The Highlander Folk Center, founded by radical Christians in the thirties, functioned as a training ground, retreat, and political workshop for the labor and civil rights movements. It was one of the few places in the South where blacks and whites were encouraged to meet and organize together. As a result, it was under constant attack. Billboards went up around the south displaying a picture of Martin Luther King at Highlander with the caption Communist Training School. The House Un-American Activities Committee held a series of hearings into Highlander’s alleged role in subverting the American way.48
Patient, undaunted, and far-seeing, Highlander launched an early outreach project teaching literacy skills to blacks who wanted to pass the voter registration tests. One of its first schools was organized in the Sea Islands off the coast of Charleston. (The islands were home to many of the tobacco workers who had adapted “I’ll Overcome.”) In 1956, at a class on John’s Island, Guy Carawan, a white folksinger and activist, sang an old spiritual already favored in the labor movement: “Keep Your Hand on the Plow, Hold On.” A local woman, Alice Wine, told him that she knew a different chorus—“Keep Your Eyes on the Prize.” In the coming years, the song was reworked by many hands, and emerged as one of the major anthems of the movement. 49
The gospel original—a typically idiosyncratic version of which Dylan recorded on his first album—aims to exhort and uplift.
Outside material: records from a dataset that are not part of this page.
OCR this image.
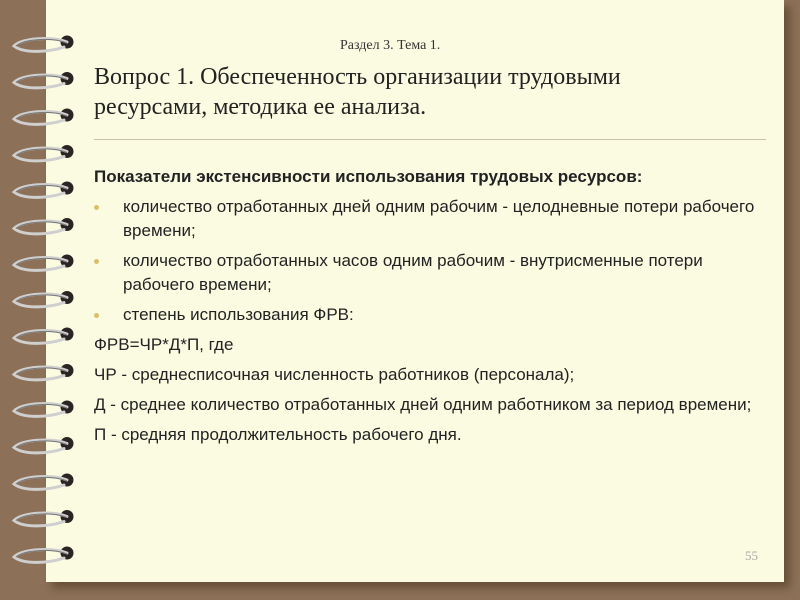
Раздел 3. Тема 1.
Вопрос 1. Обеспеченность организации трудовыми ресурсами, методика ее анализа.
Показатели экстенсивности использования трудовых ресурсов:
количество отработанных дней одним рабочим - целодневные потери рабочего времени;
количество отработанных часов одним рабочим - внутрисменные потери рабочего времени;
степень использования ФРВ:
ФРВ=ЧР*Д*П, где
ЧР - среднесписочная численность работников (персонала);
Д - среднее количество отработанных дней одним работником за период времени;
П - средняя продолжительность рабочего дня.
55
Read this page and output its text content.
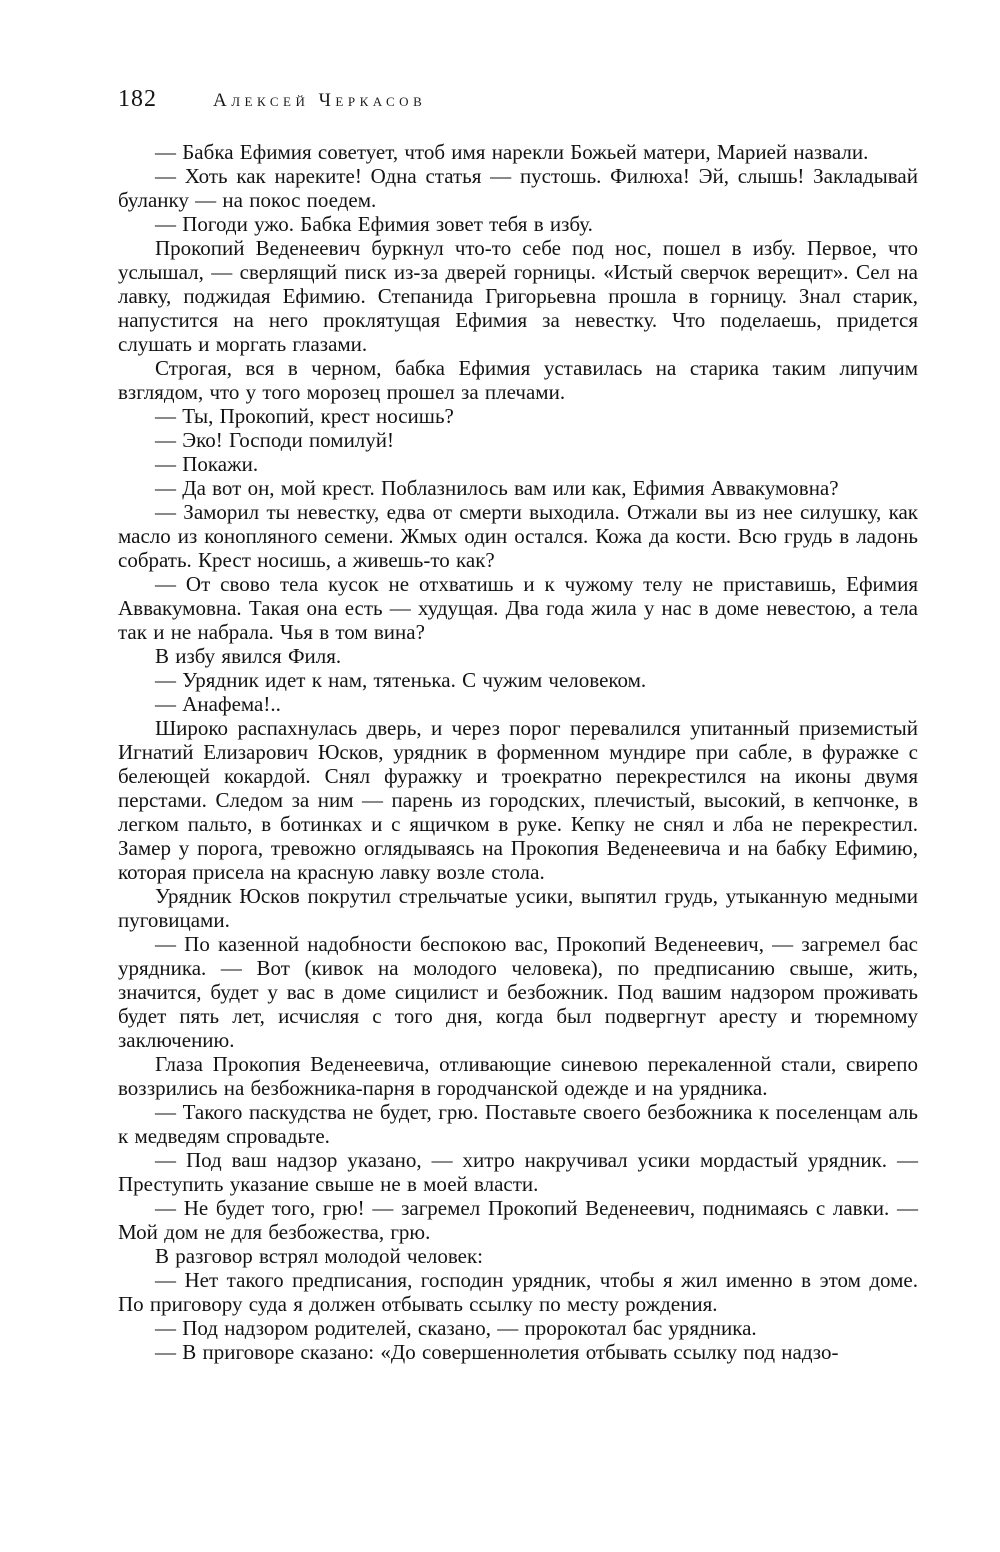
182	Алексей Черкасов

— Бабка Ефимия советует, чтоб имя нарекли Божьей матери, Марией назвали.

— Хоть как нареките! Одна статья — пустошь. Филюха! Эй, слышь! Закладывай буланку — на покос поедем.

— Погоди ужо. Бабка Ефимия зовет тебя в избу.

Прокопий Веденеевич буркнул что-то себе под нос, пошел в избу. Первое, что услышал, — сверлящий писк из-за дверей горницы. «Истый сверчок верещит». Сел на лавку, поджидая Ефимию. Степанида Григорьевна прошла в горницу. Знал старик, напустится на него проклятущая Ефимия за невестку. Что поделаешь, придется слушать и моргать глазами.

Строгая, вся в черном, бабка Ефимия уставилась на старика таким липучим взглядом, что у того морозец прошел за плечами.

— Ты, Прокопий, крест носишь?

— Эко! Господи помилуй!

— Покажи.

— Да вот он, мой крест. Поблазнилось вам или как, Ефимия Аввакумовна?

— Заморил ты невестку, едва от смерти выходила. Отжали вы из нее силушку, как масло из конопляного семени. Жмых один остался. Кожа да кости. Всю грудь в ладонь собрать. Крест носишь, а живешь-то как?

— От свово тела кусок не отхватишь и к чужому телу не приставишь, Ефимия Аввакумовна. Такая она есть — худущая. Два года жила у нас в доме невестою, а тела так и не набрала. Чья в том вина?

В избу явился Филя.

— Урядник идет к нам, тятенька. С чужим человеком.

— Анафема!..

Широко распахнулась дверь, и через порог перевалился упитанный приземистый Игнатий Елизарович Юсков, урядник в форменном мундире при сабле, в фуражке с белеющей кокардой. Снял фуражку и троекратно перекрестился на иконы двумя перстами. Следом за ним — парень из городских, плечистый, высокий, в кепчонке, в легком пальто, в ботинках и с ящичком в руке. Кепку не снял и лба не перекрестил. Замер у порога, тревожно оглядываясь на Прокопия Веденеевича и на бабку Ефимию, которая присела на красную лавку возле стола.

Урядник Юсков покрутил стрельчатые усики, выпятил грудь, утыканную медными пуговицами.

— По казенной надобности беспокою вас, Прокопий Веденеевич, — загремел бас урядника. — Вот (кивок на молодого человека), по предписанию свыше, жить, значится, будет у вас в доме сицилист и безбожник. Под вашим надзором проживать будет пять лет, исчисляя с того дня, когда был подвергнут аресту и тюремному заключению.

Глаза Прокопия Веденеевича, отливающие синевою перекаленной стали, свирепо воззрились на безбожника-парня в городчанской одежде и на урядника.

— Такого паскудства не будет, грю. Поставьте своего безбожника к поселенцам аль к медведям спровадьте.

— Под ваш надзор указано, — хитро накручивал усики мордастый урядник. — Преступить указание свыше не в моей власти.

— Не будет того, грю! — загремел Прокопий Веденеевич, поднимаясь с лавки. — Мой дом не для безбожества, грю.

В разговор встрял молодой человек:

— Нет такого предписания, господин урядник, чтобы я жил именно в этом доме. По приговору суда я должен отбывать ссылку по месту рождения.

— Под надзором родителей, сказано, — пророкотал бас урядника.

— В приговоре сказано: «До совершеннолетия отбывать ссылку под надзо-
It offers redemption from current tribulations in a future that can be attained through spiritual striving.
I’m going to heaven and I hain’t a-going to stop,
There hain’t going to be no stumbling-block.
As in other freedom songs, there’s a great deal carried over from the original: above all, the sense of determination. And some of the Biblical imagery proved remarkably apposite. “Keep Your Eyes on the Prize” retains the line:Paul and Silas, bound in jail, had no money for to go their bail
But the new version transforms the very nature of the struggle described in “Gospel Plow.”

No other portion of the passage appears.